Have you ever just thought, “I’m going to do that,” planned a little bit, worked very little, and thought you could get there, only to stop somewhere along the way? Of course you have, everyone has. Human nature almost dictates that we begin certain things and do not follow through. Whether it be a dream, reading a book, a diet or even a fitness regime, everyone has some small or large coulda-woulda-shoulda’s.
I had the pleasure of going to the Agents of Change conference in Portland, ME last week and it really reinvigorated me. It made me look around at what I had planned, and hoped for, and brought me that ugly truth that I wasn’t doing it. I’ll talk more about the conference later this week, but it also brought up my thoughts on one part of my focus this past month: my health.
A few weeks ago, I got on the scale, looked over my belly, and read the numbers, and just like previous seasons and years, I did not like what I saw. In my head, I had been here before, and knew I could take the necessary steps to move forward, bring my weight back down, slim down a bit, and get in shape for the beginning of Wheelchair Rugby season.
The Best Laid Plans
The difference this time, I had the plans, but not the mindset. I didn’t commit to going to the gym multiple times a week. I didn’t commit myself to a strict diet, either Weight Watchers which worked in the past, or a detox which was painful the first 2 days, but turned out well.
I had my goal in mind, but did not take the time to work out the details, the most important part.
Another week gone by, and I didn’t even step in the gym. I didn’t even go for a run. I did go for a couple of walks, and sure I traveled, but I haven’t taken my strides with purpose. If I had set even the smallest goals, I would have worked harder to achieve them.
Baby step goals also would help me to make progress throughout the week, feeling more productive, thus making me more willing to take those next steps, go to the gym one more time, or go for a 3 mile run.
Setting the Goals
I won’t blindly keep moving forward for my fitness and health. This won’t be just kept to going to the gym and watching what I eat, but also looking at my overall health and well being. Here are the weekly goals I will set for myself to help accomplish my overall goal of weighing 180lbs.
- Get back on Weight Watchers to actively watch what is going into my body.
- Minimum of 3 times I need to work out, either in the gym, or outside on a run.

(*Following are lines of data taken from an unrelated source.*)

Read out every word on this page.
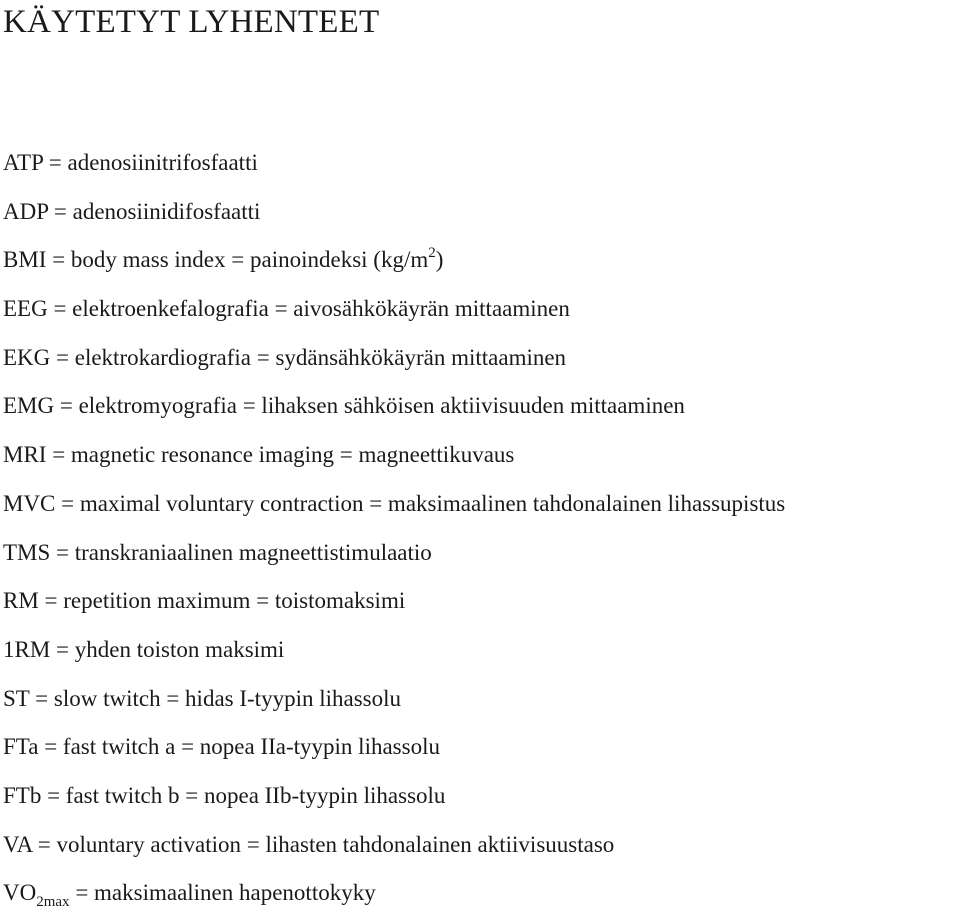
KÄYTETYT LYHENTEET
ATP = adenosiinitrifosfaatti
ADP = adenosiinidifosfaatti
BMI = body mass index = painoindeksi $(kg/m^2)$
EEG = elektroenkefalografia = aivosähkökäyrän mittaaminen
EKG = elektrokardiografia = sydänsähkökäyrän mittaaminen
EMG = elektromyografia = lihaksen sähköisen aktiivisuuden mittaaminen
MRI = magnetic resonance imaging = magneettikuvaus
MVC = maximal voluntary contraction = maksimaalinen tahdonalainen lihassupistus
TMS = transkraniaalinen magneettistimulaatio
RM = repetition maximum = toistomaksimi
1RM = yhden toiston maksimi
ST = slow twitch = hidas I-tyypin lihassolu
FTa = fast twitch a = nopea IIa-tyypin lihassolu
FTb = fast twitch b = nopea IIb-tyypin lihassolu
VA = voluntary activation = lihasten tahdonalainen aktiivisuustaso
$VO_{2max}$ = maksimaalinen hapenottokyky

- In bed by 10pm on week nights.
- Yoga or meditate 3 times a week.
- Average 10K steps a day every week.
With any luck, some of these small daily wins will lead to other daily wins (10K steps and running/gym), and help lead to a healthier me. All taken at once, and it should help to shed away the pounds and slim me back down.
In the long term, I am hopeful to keep these small steps moving forward to help keep my health in check once I have hit my goal of 180lbs. Weigh in this morning came in at 200lbs, so I have my work cut out for me right now.
But hey, I’ve got a wedding to plan for in the coming year, and I want to make sure I look my best for my better half.